Note de l’auteure: Je ne suis ni pro-allaitement ni pro-biberon. Je respecte le choix de chaque parent et de chaque maman. Je crois qu’on doit faire les choix qui sont les bons pour nous, notre enfant et notre famille. J’ai fait le choix d’allaiter, mais ça n’a pas fonctionné et j’ai eu de la difficulté à l’accepter. Merci de respecter mon témoignage.
Quand j’ai su que j’étais enceinte, il n’y a pas eu de questionnement : je voulais allaiter. Point barre. Quand on me demandait si je désirais allaiter ou donner le biberon, je répondais que je voulais allaiter, mais que je me faisais une réserve de biberons et de lait maternisé, au cas où. Je ne pensais pas vraiment avoir à m’en servir. Quand mon troisième trimestre a débuté et que mes seins ont décidé de commencer à couler, je m’imaginais déjà en train d’allaiter, le regard perdu dans les yeux de ma fille.
Loin de moi l’idée que la réalité pouvait être différente. J’allais bientôt « rentrer dans un mur ».
Durant le peau à peau, ma fille n’a pas voulu boire. C’est dans sa première nuit que l’infirmière a décidé qu’il était temps qu’elle se décide de téter. J’ai manqué de colostrum à son trente heures de vie et comme nous devions faire attention avec sa glycémie, elle devait se nourrir d’une autre façon. J’ai pleuré, pleuré comme je l’ai rarement fait dans ma vie. Mon mari a dû appeler l’infirmière et lui dire de venir nous porter un biberon. La culpabilité m’a envahie : celle de ne pas offrir à ma fille ce dont elle avait besoin. Après trente heures dans mon nouveau rôle de maman, j’avais déjà l’impression d’échouer. Sans le savoir, en me créant cette image d’un allaitement facile, perdue dans mes idéaux imaginaires, je m’étais mis de la pression. Je m’étais forgé cette image de ce qu’une maman devait faire et je ne pouvais pas; mon corps ne le produisait pas.

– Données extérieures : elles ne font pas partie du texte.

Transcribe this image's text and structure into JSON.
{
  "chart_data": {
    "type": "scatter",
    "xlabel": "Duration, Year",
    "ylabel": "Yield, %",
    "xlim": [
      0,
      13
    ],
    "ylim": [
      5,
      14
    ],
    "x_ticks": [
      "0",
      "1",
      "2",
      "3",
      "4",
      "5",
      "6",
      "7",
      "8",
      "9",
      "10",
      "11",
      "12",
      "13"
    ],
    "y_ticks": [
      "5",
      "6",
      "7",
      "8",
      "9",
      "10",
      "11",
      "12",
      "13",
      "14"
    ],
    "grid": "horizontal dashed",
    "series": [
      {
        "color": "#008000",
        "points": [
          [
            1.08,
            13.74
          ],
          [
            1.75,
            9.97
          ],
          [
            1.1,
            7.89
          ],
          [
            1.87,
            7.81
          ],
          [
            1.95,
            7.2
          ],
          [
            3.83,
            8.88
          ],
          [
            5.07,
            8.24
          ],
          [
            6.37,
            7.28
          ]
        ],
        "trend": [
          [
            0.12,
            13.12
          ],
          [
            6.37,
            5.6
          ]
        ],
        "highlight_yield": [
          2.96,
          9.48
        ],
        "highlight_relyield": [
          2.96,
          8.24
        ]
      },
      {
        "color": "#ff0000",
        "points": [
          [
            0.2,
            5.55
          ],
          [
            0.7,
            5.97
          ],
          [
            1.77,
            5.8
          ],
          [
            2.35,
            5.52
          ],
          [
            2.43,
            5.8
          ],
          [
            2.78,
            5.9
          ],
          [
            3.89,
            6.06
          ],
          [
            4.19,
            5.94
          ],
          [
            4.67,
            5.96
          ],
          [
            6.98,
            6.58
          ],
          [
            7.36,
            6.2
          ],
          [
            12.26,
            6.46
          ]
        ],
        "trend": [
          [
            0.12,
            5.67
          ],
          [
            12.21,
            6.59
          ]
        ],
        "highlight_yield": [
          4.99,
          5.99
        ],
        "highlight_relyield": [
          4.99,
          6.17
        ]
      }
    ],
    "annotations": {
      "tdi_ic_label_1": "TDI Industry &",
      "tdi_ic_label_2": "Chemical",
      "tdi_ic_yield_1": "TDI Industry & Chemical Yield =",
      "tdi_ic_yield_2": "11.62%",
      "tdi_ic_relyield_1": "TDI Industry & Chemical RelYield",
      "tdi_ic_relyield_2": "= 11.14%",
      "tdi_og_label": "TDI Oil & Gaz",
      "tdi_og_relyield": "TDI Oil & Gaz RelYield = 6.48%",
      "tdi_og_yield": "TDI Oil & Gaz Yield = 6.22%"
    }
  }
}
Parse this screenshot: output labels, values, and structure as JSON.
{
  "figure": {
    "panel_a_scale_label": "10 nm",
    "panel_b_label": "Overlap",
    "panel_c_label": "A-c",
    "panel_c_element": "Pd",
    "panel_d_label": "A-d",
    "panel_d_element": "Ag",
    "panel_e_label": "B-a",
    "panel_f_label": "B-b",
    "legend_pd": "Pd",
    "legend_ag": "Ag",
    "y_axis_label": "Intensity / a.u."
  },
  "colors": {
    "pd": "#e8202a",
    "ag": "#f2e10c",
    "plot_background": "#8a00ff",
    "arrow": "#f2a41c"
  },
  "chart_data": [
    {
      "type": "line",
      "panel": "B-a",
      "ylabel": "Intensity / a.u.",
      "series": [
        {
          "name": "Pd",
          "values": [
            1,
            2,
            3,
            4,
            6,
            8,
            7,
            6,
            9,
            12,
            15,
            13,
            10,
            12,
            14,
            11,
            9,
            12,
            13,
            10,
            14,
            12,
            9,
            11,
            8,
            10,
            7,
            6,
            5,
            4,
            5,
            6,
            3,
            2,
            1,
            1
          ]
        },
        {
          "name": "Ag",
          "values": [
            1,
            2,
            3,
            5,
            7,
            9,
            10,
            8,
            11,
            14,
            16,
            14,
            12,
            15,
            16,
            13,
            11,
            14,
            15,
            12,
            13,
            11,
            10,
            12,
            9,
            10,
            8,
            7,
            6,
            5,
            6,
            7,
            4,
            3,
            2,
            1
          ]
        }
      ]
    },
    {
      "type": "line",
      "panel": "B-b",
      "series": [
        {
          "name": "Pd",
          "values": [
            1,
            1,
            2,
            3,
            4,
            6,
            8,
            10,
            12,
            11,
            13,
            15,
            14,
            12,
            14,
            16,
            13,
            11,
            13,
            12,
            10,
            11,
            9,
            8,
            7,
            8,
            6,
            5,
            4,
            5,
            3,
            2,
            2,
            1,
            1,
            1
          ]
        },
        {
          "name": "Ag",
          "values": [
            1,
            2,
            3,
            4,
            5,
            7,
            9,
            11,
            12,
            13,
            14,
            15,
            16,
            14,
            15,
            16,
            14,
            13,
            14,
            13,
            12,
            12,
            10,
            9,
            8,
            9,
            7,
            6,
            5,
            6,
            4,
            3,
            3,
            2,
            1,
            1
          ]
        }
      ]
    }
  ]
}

Ma montée laiteuse fut tardive; elle est arrivée une semaine après mon accouchement. J’ai tiré ce que j’étais capable en lui donnant au biberon, essayant de la remettre au sein. C’est lorsqu’elle a atteint un mois que j’ai arrêté d’essayer. Notre dernière tentative d’allaitement s’est terminée en un cri que je n’arrive toujours pas à décrire. Un cri qui ne pouvait pas venir d’une si petite chose fragile, un cri qui résonne encore par moment dans mon être, comme un effroyable écho.
Cette culpabilité de ne pas pouvoir allaiter m’a habitée durant les premiers mois de mon rôle de maman. Je voyais mes amies le faire si (trop) facilement et ces mamans qui allaitaient ouvertement au centre d’achat; je leur en ai voulu. Je leur en ai voulu de réussir où j’avais échoué, voulu de partager ces moments avec leurs enfants. Je leur en voulais et je les jalousais. Sans le savoir, chaque femme me faisait revivre ce matin à l’hôpital où j’ai dû prendre la décision de donner le biberon et me faisait aussi revivre ce sentiment de culpabilité.
En réalité, j’étais en colère contre moi de ne pas accepter la situation et de faire le contraire de ce que je m’étais promis. Je ne voulais pas être celle qui se met la pression au point d’en être malade. Avec le temps et beaucoup de travail sur moi, ma culpabilité a disparu. La vue du biberon ne me faisait plus honte. J’ai dû faire un deuil de l’allaitement tel que je me l’étais imaginé.
Pendant des mois, je disais à tout le monde que c’était correct que mon allaitement n’ait pas fonctionné, que c’est la vie et que je vivais bien avec ça. La réalité était toute autre et je n’étais pas réellement bien. Donc, à toutes les nouvelles et futures mamans, je vous dis ceci : ne faites pas comme moi, ne vous rendez pas malade. Il faut accepter que tout ne se produise pas comme on l’avait prévu, accepter les alternatives et oublier la culpabilité.
Avez-vous dû faire le deuil de l’allaitement?